Some of the most public and expensive outages have hit the airline industry. This spring’s failure of the British Airways system responsible for passenger booking, baggage handling, mobile apps and check-in desks resulted in more than 1,000 cancelled flights and tens of thousands of stranded passengers. Shares in the parent company dropped significantly following the outage, which reportedly cost the airline $91.6 million and untold damage to its brand.
While details about the cause are unclear, they seem to revolve around the unplanned cut off and restoration of power to the servers running these systems by an outside contractor. The use of an outside contractor is especially relevant given the often complex support structures at modern organizations, with multiple outside vendors providing hardware and software support that used to be handled by a single internal IT organization.
A similar failure that hit Delta Air Lines in August 2016 caused the cancellation of around 1,780 flights, at an estimated cost of about $30 million. The Wall Street Journal reported the outage was caused by the failure of an Automatic Transfer Switch that was supposed to move the power load to an alternate source such as a generator if the primary power failed.
What’s as bad as the initial failure is when it goes on and on, and when the outage makes it impossible to give your customers or even your own employees accurate updates about the situation. The middle of an emergency is too late to start avoiding such problems.

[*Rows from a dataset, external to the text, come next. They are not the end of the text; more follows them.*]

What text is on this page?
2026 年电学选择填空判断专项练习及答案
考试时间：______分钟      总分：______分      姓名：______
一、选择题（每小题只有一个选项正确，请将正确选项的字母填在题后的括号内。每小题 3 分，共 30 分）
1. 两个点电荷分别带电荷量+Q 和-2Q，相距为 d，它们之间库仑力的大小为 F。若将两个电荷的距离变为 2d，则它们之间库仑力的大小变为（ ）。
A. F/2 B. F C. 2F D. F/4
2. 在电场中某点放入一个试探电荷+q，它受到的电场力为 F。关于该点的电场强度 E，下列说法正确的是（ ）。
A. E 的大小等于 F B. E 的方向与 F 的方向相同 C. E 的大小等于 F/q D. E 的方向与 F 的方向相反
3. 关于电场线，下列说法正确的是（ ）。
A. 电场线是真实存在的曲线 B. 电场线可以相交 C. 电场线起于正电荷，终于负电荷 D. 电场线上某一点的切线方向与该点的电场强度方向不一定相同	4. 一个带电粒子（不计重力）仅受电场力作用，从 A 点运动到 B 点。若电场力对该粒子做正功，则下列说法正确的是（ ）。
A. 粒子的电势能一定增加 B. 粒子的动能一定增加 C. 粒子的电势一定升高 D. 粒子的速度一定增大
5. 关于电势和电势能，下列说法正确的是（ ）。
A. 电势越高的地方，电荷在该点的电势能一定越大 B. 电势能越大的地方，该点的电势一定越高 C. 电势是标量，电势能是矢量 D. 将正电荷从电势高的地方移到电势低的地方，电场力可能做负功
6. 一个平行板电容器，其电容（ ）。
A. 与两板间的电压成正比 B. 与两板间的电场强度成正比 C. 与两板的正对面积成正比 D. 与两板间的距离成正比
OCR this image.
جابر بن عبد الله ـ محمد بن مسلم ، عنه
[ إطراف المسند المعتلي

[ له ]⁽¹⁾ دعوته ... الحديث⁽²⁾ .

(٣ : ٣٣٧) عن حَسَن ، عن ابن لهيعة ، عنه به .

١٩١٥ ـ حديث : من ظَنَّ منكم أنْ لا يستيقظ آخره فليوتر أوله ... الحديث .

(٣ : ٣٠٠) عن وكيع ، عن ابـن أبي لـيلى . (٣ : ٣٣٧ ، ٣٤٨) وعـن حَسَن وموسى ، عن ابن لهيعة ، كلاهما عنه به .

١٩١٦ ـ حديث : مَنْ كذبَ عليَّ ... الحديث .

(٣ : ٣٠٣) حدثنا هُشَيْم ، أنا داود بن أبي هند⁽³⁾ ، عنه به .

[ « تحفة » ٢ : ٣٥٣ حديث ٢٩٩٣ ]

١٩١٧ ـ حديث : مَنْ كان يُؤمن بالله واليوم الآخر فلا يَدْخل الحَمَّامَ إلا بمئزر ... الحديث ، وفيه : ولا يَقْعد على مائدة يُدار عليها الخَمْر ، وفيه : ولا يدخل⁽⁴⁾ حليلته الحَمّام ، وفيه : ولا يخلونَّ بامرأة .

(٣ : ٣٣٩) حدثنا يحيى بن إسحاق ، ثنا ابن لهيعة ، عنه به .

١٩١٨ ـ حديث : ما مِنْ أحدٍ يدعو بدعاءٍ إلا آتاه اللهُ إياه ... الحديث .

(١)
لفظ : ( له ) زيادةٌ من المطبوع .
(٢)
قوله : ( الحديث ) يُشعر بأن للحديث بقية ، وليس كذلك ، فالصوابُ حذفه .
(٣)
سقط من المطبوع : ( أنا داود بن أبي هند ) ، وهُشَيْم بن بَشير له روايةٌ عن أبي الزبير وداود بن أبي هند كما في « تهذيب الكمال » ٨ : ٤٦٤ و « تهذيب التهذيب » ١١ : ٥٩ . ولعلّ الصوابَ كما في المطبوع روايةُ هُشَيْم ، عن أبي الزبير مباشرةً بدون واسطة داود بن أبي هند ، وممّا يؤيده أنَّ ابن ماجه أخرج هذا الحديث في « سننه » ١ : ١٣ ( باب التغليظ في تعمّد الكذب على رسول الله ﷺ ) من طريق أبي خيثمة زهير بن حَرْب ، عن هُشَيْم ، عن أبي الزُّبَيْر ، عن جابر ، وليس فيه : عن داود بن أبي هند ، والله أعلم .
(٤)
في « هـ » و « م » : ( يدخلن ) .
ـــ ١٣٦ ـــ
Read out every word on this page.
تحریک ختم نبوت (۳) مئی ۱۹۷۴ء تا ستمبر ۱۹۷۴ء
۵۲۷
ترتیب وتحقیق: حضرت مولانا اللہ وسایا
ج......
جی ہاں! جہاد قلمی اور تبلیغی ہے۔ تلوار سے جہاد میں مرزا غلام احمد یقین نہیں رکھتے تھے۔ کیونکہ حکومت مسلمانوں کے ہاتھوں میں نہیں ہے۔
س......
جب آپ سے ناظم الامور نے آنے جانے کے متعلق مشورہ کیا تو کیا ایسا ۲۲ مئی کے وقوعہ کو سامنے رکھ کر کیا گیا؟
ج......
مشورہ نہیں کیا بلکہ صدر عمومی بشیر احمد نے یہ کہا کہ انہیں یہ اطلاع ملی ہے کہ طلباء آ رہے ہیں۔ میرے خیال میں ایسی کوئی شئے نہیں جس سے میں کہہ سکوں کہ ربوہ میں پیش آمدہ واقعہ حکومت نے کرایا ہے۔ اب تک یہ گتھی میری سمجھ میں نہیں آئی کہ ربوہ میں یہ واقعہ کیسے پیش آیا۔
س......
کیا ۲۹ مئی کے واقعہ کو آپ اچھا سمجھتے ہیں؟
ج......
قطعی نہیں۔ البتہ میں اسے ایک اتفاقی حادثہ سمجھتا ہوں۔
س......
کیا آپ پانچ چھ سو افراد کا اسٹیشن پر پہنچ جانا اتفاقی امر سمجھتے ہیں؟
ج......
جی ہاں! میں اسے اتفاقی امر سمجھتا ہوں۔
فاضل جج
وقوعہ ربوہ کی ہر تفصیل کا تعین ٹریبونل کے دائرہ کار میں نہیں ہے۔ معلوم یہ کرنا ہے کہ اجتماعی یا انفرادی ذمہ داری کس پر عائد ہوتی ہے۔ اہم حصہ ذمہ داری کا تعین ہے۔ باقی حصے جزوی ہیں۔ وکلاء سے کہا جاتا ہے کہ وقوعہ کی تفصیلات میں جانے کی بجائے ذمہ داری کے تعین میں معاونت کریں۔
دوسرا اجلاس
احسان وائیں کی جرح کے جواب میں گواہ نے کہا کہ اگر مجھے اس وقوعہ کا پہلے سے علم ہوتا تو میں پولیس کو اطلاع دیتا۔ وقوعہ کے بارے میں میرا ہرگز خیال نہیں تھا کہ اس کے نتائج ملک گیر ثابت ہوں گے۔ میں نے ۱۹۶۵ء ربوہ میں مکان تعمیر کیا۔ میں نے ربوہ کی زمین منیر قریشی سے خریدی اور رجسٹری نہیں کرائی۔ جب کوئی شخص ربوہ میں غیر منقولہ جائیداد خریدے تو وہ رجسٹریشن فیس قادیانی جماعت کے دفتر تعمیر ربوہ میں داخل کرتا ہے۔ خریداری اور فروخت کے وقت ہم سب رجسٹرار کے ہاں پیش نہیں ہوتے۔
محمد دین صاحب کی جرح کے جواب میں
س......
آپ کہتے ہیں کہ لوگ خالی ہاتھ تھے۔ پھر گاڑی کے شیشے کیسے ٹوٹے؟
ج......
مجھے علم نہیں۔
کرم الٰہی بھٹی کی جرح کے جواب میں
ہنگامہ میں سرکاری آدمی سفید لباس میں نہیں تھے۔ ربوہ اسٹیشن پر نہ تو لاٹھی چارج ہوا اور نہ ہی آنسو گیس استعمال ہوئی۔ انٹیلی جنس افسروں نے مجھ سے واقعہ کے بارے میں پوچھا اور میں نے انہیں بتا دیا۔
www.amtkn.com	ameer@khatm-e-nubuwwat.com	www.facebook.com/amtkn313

A better approach is to define procedures, proactively develop the proper recovery workflows, communicate them to all stakeholders, and automate the alerting and response process for when something does go wrong. Here are ten ways this approach might have minimized the damage from some major outages with airline ticketing and operation systems.
- Develop standard processes for the shutting down and restoration of servers, network gear and their power supplies, including each step to be performed, its expected result, and how to return to a previous safe condition if a change produces an unexpected result.
- Require approval by management for any changes to these processes.
- Create advisories within the workflow about what warning signs, such as noises or error messages, might signal various failures.
- Develop safeguards (such as required approval by a second person) for any action taken during the restoration process that could disrupt business-critical systems.
- Conduct periodic tests of the configuration and status of backup power systems and the switches that move the power load to backup sources.
- Conduct periodic audits to assure that any new or upgraded hardware is provided for in the backup and restoration plan, and is properly configured for the failover of power and connectivity.
- Require periodic tests of the recovery of servers and databases and the rapid updating of production data.
- Share the approved processes with all outside service providers and internal stakeholders to assure they are followed.
- Automate response workflows when something does go wrong (e.g., when an outage is detected) to assure timely communication of information to the right resolvers and stakeholders such as customers.
- Keep audit trails to verify which resolvers received which information, whether they confirmed the receipt of the information, and if they took the required action.
None of these steps are rocket science. You’re probably doing some of them, some of the time. But as airlines (and other industries) keep finding out, there is no way to anticipate every possible mistake. You need a response plan ready to go before things go south.